Ludwig von Mises on the folly of the minimum wage

The 1927 comments of Ludwig von Mises on government interventionism still ring true in 2008.


Generally, however, in the capitalist system, with its rapid strides in improving human welfare, progress takes place too swiftly to spare individuals the necessity of adapting themselves to it... The worker too must adjust himself to changing conditions, must add to what he has learned, or begin learning anew. He must leave occupations which no longer require the same number of workers as previously and enter one which has just come into being or which now needs more workers than before. But even if he remains in his old job, he must learn new techniques when circumstances demand it.

All this affects the worker in the form of changes in wage rates. If a particular branch of business employs relatively too many workers, it discharges some, and those discharged will not easily find new work in the same branch of business. The pressure on the labor market exercised by the discharged workers depresses wages in this branch of production. This, in turn, induces the worker to look for employment in those branches of production that wish to attract new workers and are therefore prepared to pay higher wages...

If, however, the government fixes minimum wages by law above the height of the static or natural wage, then the employers will find that they are no longer in a position to carry on successfully a number of enterprises that were still profitable when wages stood at the lower point.
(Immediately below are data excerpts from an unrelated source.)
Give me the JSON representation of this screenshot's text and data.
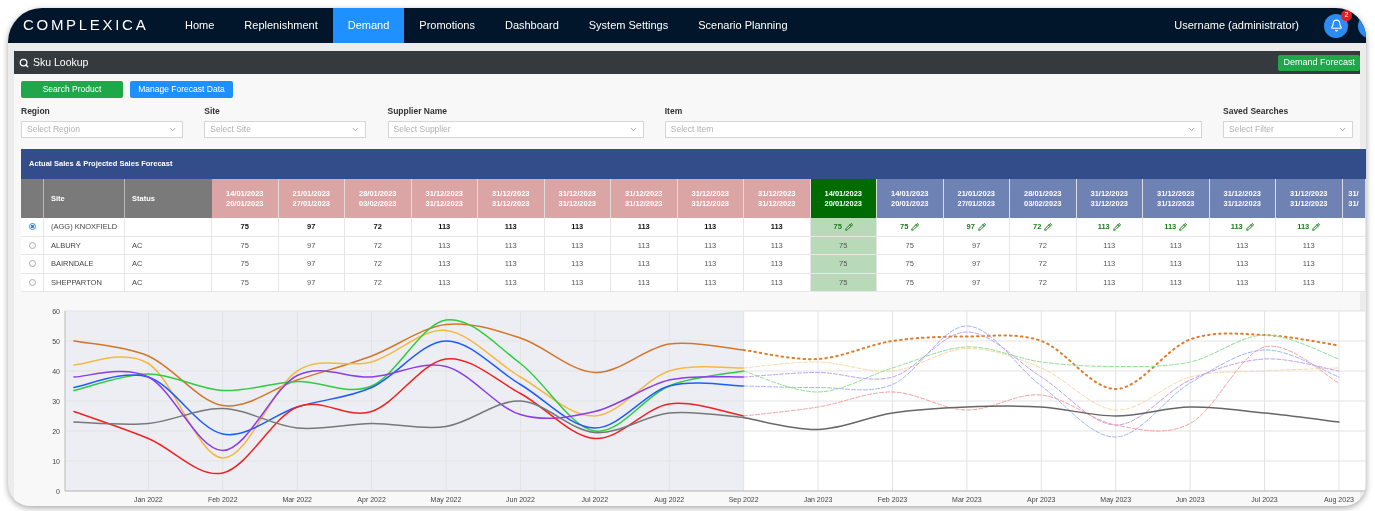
{
  "navbar": {
    "logo": "COMPLEXICA",
    "items": [
      {
        "label": "Home",
        "selected": false
      },
      {
        "label": "Replenishment",
        "selected": false
      },
      {
        "label": "Demand",
        "selected": true
      },
      {
        "label": "Promotions",
        "selected": false
      },
      {
        "label": "Dashboard",
        "selected": false
      },
      {
        "label": "System Settings",
        "selected": false
      },
      {
        "label": "Scenario Planning",
        "selected": false
      }
    ],
    "user": "Username (administrator)",
    "notification_count": "2"
  },
  "panel": {
    "title": "Sku Lookup",
    "header_button": "Demand Forecast",
    "buttons": [
      {
        "label": "Search Product",
        "kind": "primary"
      },
      {
        "label": "Manage Forecast Data",
        "kind": "secondary"
      }
    ],
    "filters": [
      {
        "label": "Region",
        "placeholder": "Select Region"
      },
      {
        "label": "Site",
        "placeholder": "Select Site"
      },
      {
        "label": "Supplier Name",
        "placeholder": "Select Supplier"
      },
      {
        "label": "Item",
        "placeholder": "Select Item"
      },
      {
        "label": "Saved Searches",
        "placeholder": "Select Filter"
      }
    ]
  },
  "table": {
    "title": "Actual Sales & Projected Sales Forecast",
    "site_header": "Site",
    "status_header": "Status",
    "columns": [
      {
        "kind": "actual",
        "start": "14/01/2023",
        "end": "20/01/2023"
      },
      {
        "kind": "actual",
        "start": "21/01/2023",
        "end": "27/01/2023"
      },
      {
        "kind": "actual",
        "start": "28/01/2023",
        "end": "03/02/2023"
      },
      {
        "kind": "actual",
        "start": "31/12/2023",
        "end": "31/12/2023"
      },
      {
        "kind": "actual",
        "start": "31/12/2023",
        "end": "31/12/2023"
      },
      {
        "kind": "actual",
        "start": "31/12/2023",
        "end": "31/12/2023"
      },
      {
        "kind": "actual",
        "start": "31/12/2023",
        "end": "31/12/2023"
      },
      {
        "kind": "actual",
        "start": "31/12/2023",
        "end": "31/12/2023"
      },
      {
        "kind": "actual",
        "start": "31/12/2023",
        "end": "31/12/2023"
      },
      {
        "kind": "current",
        "start": "14/01/2023",
        "end": "20/01/2023"
      },
      {
        "kind": "forecast",
        "start": "14/01/2023",
        "end": "20/01/2023"
      },
      {
        "kind": "forecast",
        "start": "21/01/2023",
        "end": "27/01/2023"
      },
      {
        "kind": "forecast",
        "start": "28/01/2023",
        "end": "03/02/2023"
      },
      {
        "kind": "forecast",
        "start": "31/12/2023",
        "end": "31/12/2023"
      },
      {
        "kind": "forecast",
        "start": "31/12/2023",
        "end": "31/12/2023"
      },
      {
        "kind": "forecast",
        "start": "31/12/2023",
        "end": "31/12/2023"
      },
      {
        "kind": "forecast",
        "start": "31/12/2023",
        "end": "31/12/2023"
      },
      {
        "kind": "forecast",
        "start": "31/",
        "end": "31/"
      }
    ],
    "rows": [
      {
        "selected": true,
        "kind": "aggregate",
        "site": "(AGG) KNOXFIELD",
        "cells": [
          "75",
          "97",
          "72",
          "113",
          "113",
          "113",
          "113",
          "113",
          "113",
          "75",
          "75",
          "97",
          "72",
          "113",
          "113",
          "113",
          "113"
        ]
      },
      {
        "selected": false,
        "kind": "site",
        "site": "ALBURY",
        "status": "AC",
        "cells": [
          "75",
          "97",
          "72",
          "113",
          "113",
          "113",
          "113",
          "113",
          "113",
          "75",
          "75",
          "97",
          "72",
          "113",
          "113",
          "113",
          "113"
        ]
      },
      {
        "selected": false,
        "kind": "site",
        "site": "BAIRNDALE",
        "status": "AC",
        "cells": [
          "75",
          "97",
          "72",
          "113",
          "113",
          "113",
          "113",
          "113",
          "113",
          "75",
          "75",
          "97",
          "72",
          "113",
          "113",
          "113",
          "113"
        ]
      },
      {
        "selected": false,
        "kind": "site",
        "site": "SHEPPARTON",
        "status": "AC",
        "cells": [
          "75",
          "97",
          "72",
          "113",
          "113",
          "113",
          "113",
          "113",
          "113",
          "75",
          "75",
          "97",
          "72",
          "113",
          "113",
          "113",
          "113"
        ]
      }
    ]
  },
  "chart": {
    "chart_data": {
      "type": "line",
      "categories": [
        null,
        "Jan 2022",
        "Feb 2022",
        "Mar 2022",
        "Apr 2022",
        "May 2022",
        "Jun 2022",
        "Jul 2022",
        "Aug 2022",
        "Sep 2022",
        "Jan 2023",
        "Feb 2023",
        "Mar 2023",
        "Apr 2023",
        "May 2023",
        "Jun 2023",
        "Jul 2023",
        "Aug 2023"
      ],
      "ylim": [
        0,
        60
      ],
      "grid": true,
      "yticks": [
        0,
        10,
        20,
        30,
        40,
        50,
        60
      ],
      "series": [
        {
          "color": "#d2772a",
          "line_style": "solid",
          "values": [
            50,
            45,
            28.5,
            37,
            45,
            55.5,
            51,
            39.5,
            49,
            47,
            null,
            null,
            null,
            null,
            null,
            null,
            null,
            null
          ]
        },
        {
          "color": "#f5b942",
          "line_style": "solid",
          "values": [
            42,
            42.5,
            11,
            40,
            43,
            53.5,
            38,
            25,
            40,
            41,
            null,
            null,
            null,
            null,
            null,
            null,
            null,
            null
          ]
        },
        {
          "color": "#2ecc40",
          "line_style": "solid",
          "values": [
            33.5,
            39,
            33.5,
            36.5,
            35,
            57,
            42.5,
            20,
            35,
            40,
            null,
            null,
            null,
            null,
            null,
            null,
            null,
            null
          ]
        },
        {
          "color": "#1f5cff",
          "line_style": "solid",
          "values": [
            34.5,
            38,
            19,
            28,
            34.5,
            50,
            35.5,
            21,
            35,
            35,
            null,
            null,
            null,
            null,
            null,
            null,
            null,
            null
          ]
        },
        {
          "color": "#8a3ee8",
          "line_style": "solid",
          "values": [
            38,
            38,
            13.5,
            38.5,
            38,
            41.5,
            25.5,
            26.5,
            37,
            38,
            null,
            null,
            null,
            null,
            null,
            null,
            null,
            null
          ]
        },
        {
          "color": "#ee2222",
          "line_style": "solid",
          "values": [
            26.5,
            17.5,
            6,
            28,
            26.5,
            44,
            32.5,
            17.5,
            29,
            25,
            null,
            null,
            null,
            null,
            null,
            null,
            null,
            null
          ]
        },
        {
          "color": "#777777",
          "line_style": "solid",
          "values": [
            23,
            22.5,
            27.5,
            21,
            22.5,
            21.5,
            30,
            19.5,
            26,
            24.5,
            null,
            null,
            null,
            null,
            null,
            null,
            null,
            null
          ]
        },
        {
          "color": "#e07b2a",
          "line_style": "dotted",
          "values": [
            null,
            null,
            null,
            null,
            null,
            null,
            null,
            null,
            null,
            47,
            44,
            50,
            51.5,
            50,
            34,
            50.5,
            52,
            48.5
          ]
        },
        {
          "color": "#f8d9a8",
          "line_style": "dashed",
          "values": [
            null,
            null,
            null,
            null,
            null,
            null,
            null,
            null,
            null,
            41,
            43,
            40,
            47.5,
            41,
            27,
            38,
            40,
            41
          ]
        },
        {
          "color": "#8ee08e",
          "line_style": "dashed",
          "values": [
            null,
            null,
            null,
            null,
            null,
            null,
            null,
            null,
            null,
            40,
            33,
            41,
            48,
            43,
            41.5,
            43,
            52,
            44
          ]
        },
        {
          "color": "#9fb4f5",
          "line_style": "dashed",
          "values": [
            null,
            null,
            null,
            null,
            null,
            null,
            null,
            null,
            null,
            35,
            34.5,
            35.5,
            55,
            35,
            18,
            36,
            47,
            38
          ]
        },
        {
          "color": "#c0a0f0",
          "line_style": "dashed",
          "values": [
            null,
            null,
            null,
            null,
            null,
            null,
            null,
            null,
            null,
            38,
            39.5,
            38,
            53,
            38,
            22,
            37,
            44,
            40
          ]
        },
        {
          "color": "#f3a0a0",
          "line_style": "dashed",
          "values": [
            null,
            null,
            null,
            null,
            null,
            null,
            null,
            null,
            null,
            25,
            28,
            33,
            27,
            32,
            22,
            22.5,
            48,
            36
          ]
        },
        {
          "color": "#666666",
          "line_style": "solid",
          "values": [
            null,
            null,
            null,
            null,
            null,
            null,
            null,
            null,
            null,
            24.5,
            20.5,
            26,
            28,
            28,
            25,
            28,
            26,
            23
          ]
        }
      ]
    }
  }
}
They will consequently curtail production and discharge workers. The effect of an artificial rise in wages, i.e., one imposed upon the market from the outside, is, therefore, the spread of unemployment...

What does create a new situation in the labor market is the element of coercion involved in strikes and compulsory union membership that prevails today in most of the industrial countries of Europe. Since the unionized workers deny access to employment to those who are not members of their union, and resort to open violence during strikes to prevent other workers from taking the place of those on strike, the wage demands that the unions present to the employers have precisely the same force as government decrees fixing minimum wage rates... Thus, the higher wages exacted by the trade unions become a cause of unemployment...

For the unemployed to be granted support by the government or by the unions only serves to enlarge the evil... The jobless worker who is on relief does not consider it necessary to look about for a new occupation if he no longer finds a position in his old one; at least, he allows more time to elapse before he decides to shift to a new occupation or to a new locality or before he reduces the wage rate he demands to that at which he could find work. If unemployment benefits are not set too low, one can say that as long as they are offered, unemployment cannot disappear...

It is obviously futile to attempt to eliminate unemployment by embarking upon a program of public works that would otherwise not have been undertaken. The necessary resources for such projects must be withdrawn by taxes or loans from the application they would otherwise have found. Unemployment in one industry can, in this way, be mitigated only to the extent that it is increased in another.

From whichever side we consider interventionism, it becomes evident that this system leads to a result that its originators and advocates did not intend and that, even from their standpoint, it must appear as a senseless, self-defeating, absurd policy.